Google is all set to alter the fashion in which it displays news stories produced by European publishers in France as the latest copyright laws come into effect.
Rather than giving the publishers a sun to display bits of their news stories, the company will display only headlines from articles, Google’s vice president of news Richard Gingras revealed Wednesday.
Google from now will only show previews and thumbnail images from news stories, that is only if publishers nod their approval to give it to them for free.
The controversial move dubbed the ‘link tax’, was meant to even the playing field after complaints that news aggregators such as Facebook and Google have been getting a lot of revenue from content created by other publishers.
But today’s announcement from Google reveals they have opted to comply with the law by overseeing stripped-back previews – which are legal – rather than paying publishers for their material.
This move will be largely disappointing for publishers who had been hopeful of additional income because of the new copyright laws that come in effect in France in October. The country is the first to impose European Union copyright rules passed a few months back.

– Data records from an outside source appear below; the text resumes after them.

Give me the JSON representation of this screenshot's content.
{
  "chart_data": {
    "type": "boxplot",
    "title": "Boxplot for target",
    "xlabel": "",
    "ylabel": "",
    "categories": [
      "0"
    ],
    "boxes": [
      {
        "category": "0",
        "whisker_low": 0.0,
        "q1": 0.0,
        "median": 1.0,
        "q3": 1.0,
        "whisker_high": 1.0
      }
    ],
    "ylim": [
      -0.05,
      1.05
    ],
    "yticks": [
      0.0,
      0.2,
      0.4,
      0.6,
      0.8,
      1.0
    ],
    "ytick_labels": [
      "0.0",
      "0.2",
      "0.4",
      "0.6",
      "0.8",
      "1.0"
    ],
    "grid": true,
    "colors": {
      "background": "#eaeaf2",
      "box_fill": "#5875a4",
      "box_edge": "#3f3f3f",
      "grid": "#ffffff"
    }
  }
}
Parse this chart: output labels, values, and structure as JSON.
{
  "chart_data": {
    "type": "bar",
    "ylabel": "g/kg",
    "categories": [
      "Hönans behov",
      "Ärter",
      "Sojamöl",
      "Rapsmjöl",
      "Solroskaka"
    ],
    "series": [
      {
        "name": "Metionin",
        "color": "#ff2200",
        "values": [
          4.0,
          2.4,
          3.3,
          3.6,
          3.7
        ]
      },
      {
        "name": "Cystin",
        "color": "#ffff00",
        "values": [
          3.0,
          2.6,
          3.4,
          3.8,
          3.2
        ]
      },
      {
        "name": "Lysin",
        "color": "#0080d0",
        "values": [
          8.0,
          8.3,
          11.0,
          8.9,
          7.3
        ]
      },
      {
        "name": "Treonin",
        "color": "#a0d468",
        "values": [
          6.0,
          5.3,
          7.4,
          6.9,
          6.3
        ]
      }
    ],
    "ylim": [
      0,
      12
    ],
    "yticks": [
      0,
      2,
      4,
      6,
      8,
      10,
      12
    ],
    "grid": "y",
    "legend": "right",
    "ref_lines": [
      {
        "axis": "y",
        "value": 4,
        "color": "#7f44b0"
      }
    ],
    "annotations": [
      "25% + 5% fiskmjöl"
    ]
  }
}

Google has also refuted furiously against the law and even threatened to close down Google News if it were forced to pay for licenses, just as it did in Spain after that country imposed a similar law in 2014. Google’s announcement Wednesday implies it is looking for a middle ground under the latest copyright regime.
Google has always been good at explaining legal loopholes to obtain middle ground, revealed industry experts. This case will also likely follow suit. However, it remains to be seen how France reacts to this move. They are expected to not hedge and not be settling for any negotiation.